Christophe Ellul duda desde hace tiempo de la responsabilidad de Curtis y, en cambio, culpa a los perros de caza, presentes alrededor del cuerpo de la víctima a su llegada, según él. Una versión finalmente descartada por la investigación y diversos análisis, en particular el ADN, todos ellos convergiendo únicamente hacia Curtis.
La víctima estaba embarazada de seis meses.
El tribunal penal de Soissons constató la falta de precaución adoptada por el propietario del animal, de 51 años.
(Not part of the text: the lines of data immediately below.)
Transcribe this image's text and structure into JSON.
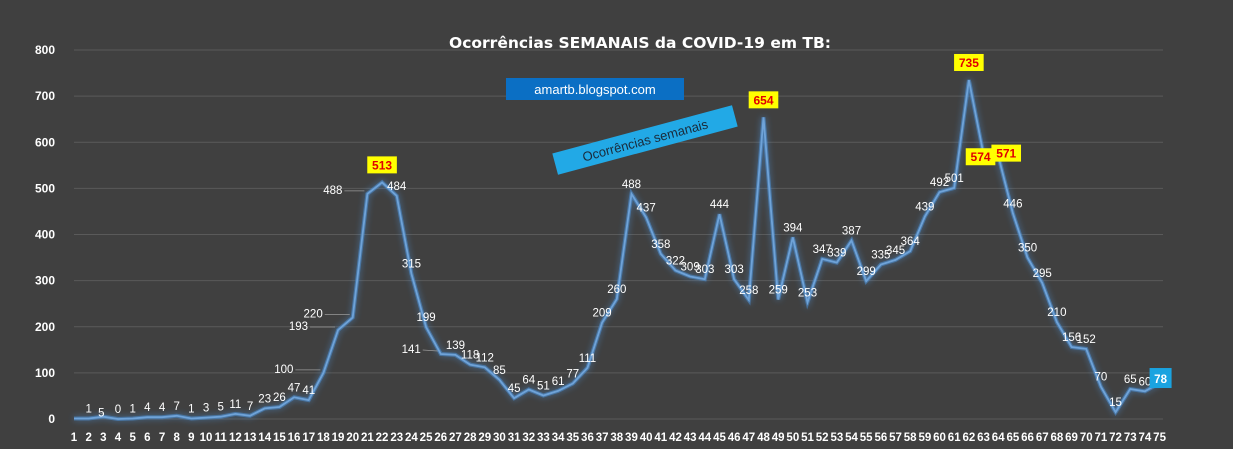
{
  "page": {
    "background": "#404040"
  },
  "colors": {
    "line": "#6fa3d8",
    "glow": "#4d8fd6",
    "grid": "#5a5a5a",
    "highlight_fill": "#ffff00",
    "highlight_text": "#e00000",
    "last_fill": "#1aa3e0",
    "blog_box": "#0b6fc4",
    "tag_box": "#22a9e6",
    "leader": "#9a9a9a"
  },
  "annotations": {
    "blog": "amartb.blogspot.com",
    "series_tag": "Ocorrências semanais"
  },
  "chart_data": {
    "type": "line",
    "title": "Ocorrências SEMANAIS da COVID-19 em TB:",
    "xlabel": "",
    "ylabel": "",
    "ylim": [
      0,
      800
    ],
    "yticks": [
      0,
      100,
      200,
      300,
      400,
      500,
      600,
      700,
      800
    ],
    "grid": true,
    "legend": "none",
    "x": [
      1,
      2,
      3,
      4,
      5,
      6,
      7,
      8,
      9,
      10,
      11,
      12,
      13,
      14,
      15,
      16,
      17,
      18,
      19,
      20,
      21,
      22,
      23,
      24,
      25,
      26,
      27,
      28,
      29,
      30,
      31,
      32,
      33,
      34,
      35,
      36,
      37,
      38,
      39,
      40,
      41,
      42,
      43,
      44,
      45,
      46,
      47,
      48,
      49,
      50,
      51,
      52,
      53,
      54,
      55,
      56,
      57,
      58,
      59,
      60,
      61,
      62,
      63,
      64,
      65,
      66,
      67,
      68,
      69,
      70,
      71,
      72,
      73,
      74,
      75
    ],
    "values": [
      1,
      1,
      5,
      0,
      1,
      4,
      4,
      7,
      1,
      3,
      5,
      11,
      7,
      23,
      26,
      47,
      41,
      100,
      193,
      220,
      488,
      513,
      484,
      315,
      199,
      141,
      139,
      118,
      112,
      85,
      45,
      64,
      51,
      61,
      77,
      111,
      209,
      260,
      488,
      437,
      358,
      322,
      309,
      303,
      444,
      303,
      258,
      654,
      259,
      394,
      253,
      347,
      339,
      387,
      299,
      335,
      345,
      364,
      439,
      492,
      501,
      735,
      574,
      571,
      446,
      350,
      295,
      210,
      156,
      152,
      70,
      15,
      65,
      60,
      78
    ],
    "data_labels": [
      "",
      "1",
      "5",
      "0",
      "1",
      "4",
      "4",
      "7",
      "1",
      "3",
      "5",
      "11",
      "7",
      "23",
      "26",
      "47",
      "41",
      "100",
      "193",
      "220",
      "488",
      "513",
      "484",
      "315",
      "199",
      "141",
      "139",
      "118",
      "112",
      "85",
      "45",
      "64",
      "51",
      "61",
      "77",
      "111",
      "209",
      "260",
      "488",
      "437",
      "358",
      "322",
      "309",
      "303",
      "444",
      "303",
      "258",
      "654",
      "259",
      "394",
      "253",
      "347",
      "339",
      "387",
      "299",
      "335",
      "345",
      "364",
      "439",
      "492",
      "501",
      "735",
      "574",
      "571",
      "446",
      "350",
      "295",
      "210",
      "156",
      "152",
      "70",
      "15",
      "65",
      "60",
      "78"
    ],
    "highlighted_x": [
      22,
      48,
      62,
      63,
      64
    ],
    "last_x": 75
  }
}
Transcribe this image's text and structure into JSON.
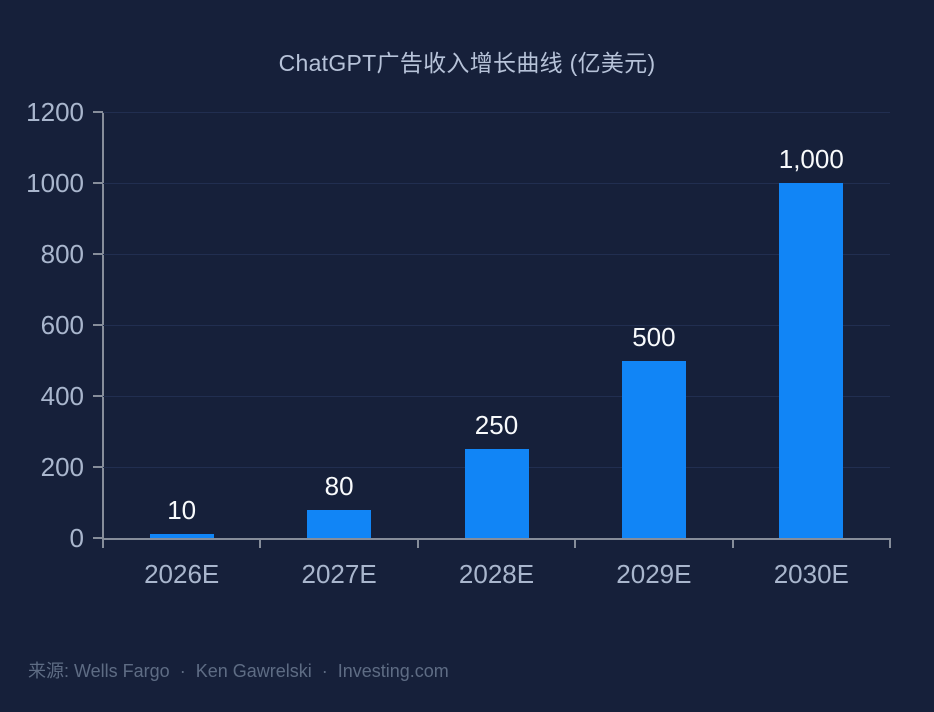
{
  "chart_data": {
    "type": "bar",
    "title": "ChatGPT广告收入增长曲线 (亿美元)",
    "categories": [
      "2026E",
      "2027E",
      "2028E",
      "2029E",
      "2030E"
    ],
    "values": [
      10,
      80,
      250,
      500,
      1000
    ],
    "value_labels": [
      "10",
      "80",
      "250",
      "500",
      "1,000"
    ],
    "ylim": [
      0,
      1200
    ],
    "yticks": [
      0,
      200,
      400,
      600,
      800,
      1000,
      1200
    ],
    "xlabel": "",
    "ylabel": "",
    "grid": true,
    "legend": false,
    "bar_color": "#1185f6",
    "background_color": "#16203a",
    "axis_color": "#868d9a",
    "tick_label_color": "#a9b6cd",
    "value_label_color": "#f8fafc",
    "source": "来源: Wells Fargo  ·  Ken Gawrelski  ·  Investing.com"
  }
}
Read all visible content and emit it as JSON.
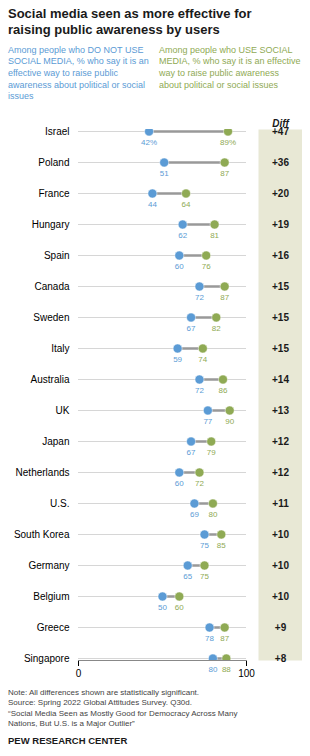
{
  "chart_data": {
    "type": "dumbbell",
    "title": "Social media seen as more effective for\nraising public awareness by users",
    "categories": [
      "Israel",
      "Poland",
      "France",
      "Hungary",
      "Spain",
      "Canada",
      "Sweden",
      "Italy",
      "Australia",
      "UK",
      "Japan",
      "Netherlands",
      "U.S.",
      "South Korea",
      "Germany",
      "Belgium",
      "Greece",
      "Singapore"
    ],
    "series": [
      {
        "name": "Among people who DO NOT USE SOCIAL MEDIA, % who say it is an effective way to raise public awareness about political or social issues",
        "color": "#5b9bd5",
        "values": [
          42,
          51,
          44,
          62,
          60,
          72,
          67,
          59,
          72,
          77,
          67,
          60,
          69,
          75,
          65,
          50,
          78,
          80
        ],
        "value_labels": [
          "42%",
          "51",
          "44",
          "62",
          "60",
          "72",
          "67",
          "59",
          "72",
          "77",
          "67",
          "60",
          "69",
          "75",
          "65",
          "50",
          "78",
          "80"
        ]
      },
      {
        "name": "Among people who USE SOCIAL MEDIA, % who say it is an effective way to raise public awareness about political or social issues",
        "color": "#8faa54",
        "values": [
          89,
          87,
          64,
          81,
          76,
          87,
          82,
          74,
          86,
          90,
          79,
          72,
          80,
          85,
          75,
          60,
          87,
          88
        ],
        "value_labels": [
          "89%",
          "87",
          "64",
          "81",
          "76",
          "87",
          "82",
          "74",
          "86",
          "90",
          "79",
          "72",
          "80",
          "85",
          "75",
          "60",
          "87",
          "88"
        ]
      }
    ],
    "diff": {
      "label": "Diff",
      "color": "#e8e8d5",
      "values": [
        47,
        36,
        20,
        19,
        16,
        15,
        15,
        15,
        14,
        13,
        12,
        12,
        11,
        10,
        10,
        10,
        9,
        8
      ],
      "value_labels": [
        "+47",
        "+36",
        "+20",
        "+19",
        "+16",
        "+15",
        "+15",
        "+15",
        "+14",
        "+13",
        "+12",
        "+12",
        "+11",
        "+10",
        "+10",
        "+10",
        "+9",
        "+8"
      ]
    },
    "xlim": [
      0,
      100
    ],
    "xticks": [
      0,
      100
    ],
    "grid": true,
    "data_labels": true,
    "note": "Note: All differences shown are statistically significant.\nSource: Spring 2022 Global Attitudes Survey. Q30d.\n“Social Media Seen as Mostly Good for Democracy Across Many\nNations, But U.S. is a Major Outlier”",
    "footer": "PEW RESEARCH CENTER"
  }
}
De hecho, no había tomado ninguna medida para que su compañera, una mujer esbelta que medía 1,52 my pesaba 56 kg y que entonces estaba embarazada de seis meses, no tuviera que cuidar sola del perro de veinte kilos.
Sin embargo, en su escrito de acusación, la fiscalía solicitó la reclasificación de los hechos como homicidio simple, considerando que Christophe Ellul no era consciente del peligro cuando entrenaba a su perro y él mismo había sufrido “tremendamente” la muerte de su pareja.
Vana movilización de defensores de los animales
Varias peticiones pidiendo la “gracia” del animal fueron lanzadas en los sitios change.org y mesopinions.com tras las requisas de la fiscalía en marzo. Suman más de 100.000 firmas esta semana. Curtis, que ahora tiene ocho años y medio, vive en una caja en una perrera en Alto Garona. Parte civil en el juicio, la asociación protectora de animales Les amis de Sam se ofreció a acogerlo y salvarlo de la eutanasia. La asociación cree que se le podría reeducar y así dejar de ser peligroso.
En declaraciones al medio Reporterre, el abogado de la familia de la víctima, Xavier Terquem-Adoue, admitió antes del veredicto que Curtis “no puede hacer nada al respecto. Es una víctima de su educación de maestría. Pero el resultado es que es extremadamente peligroso”.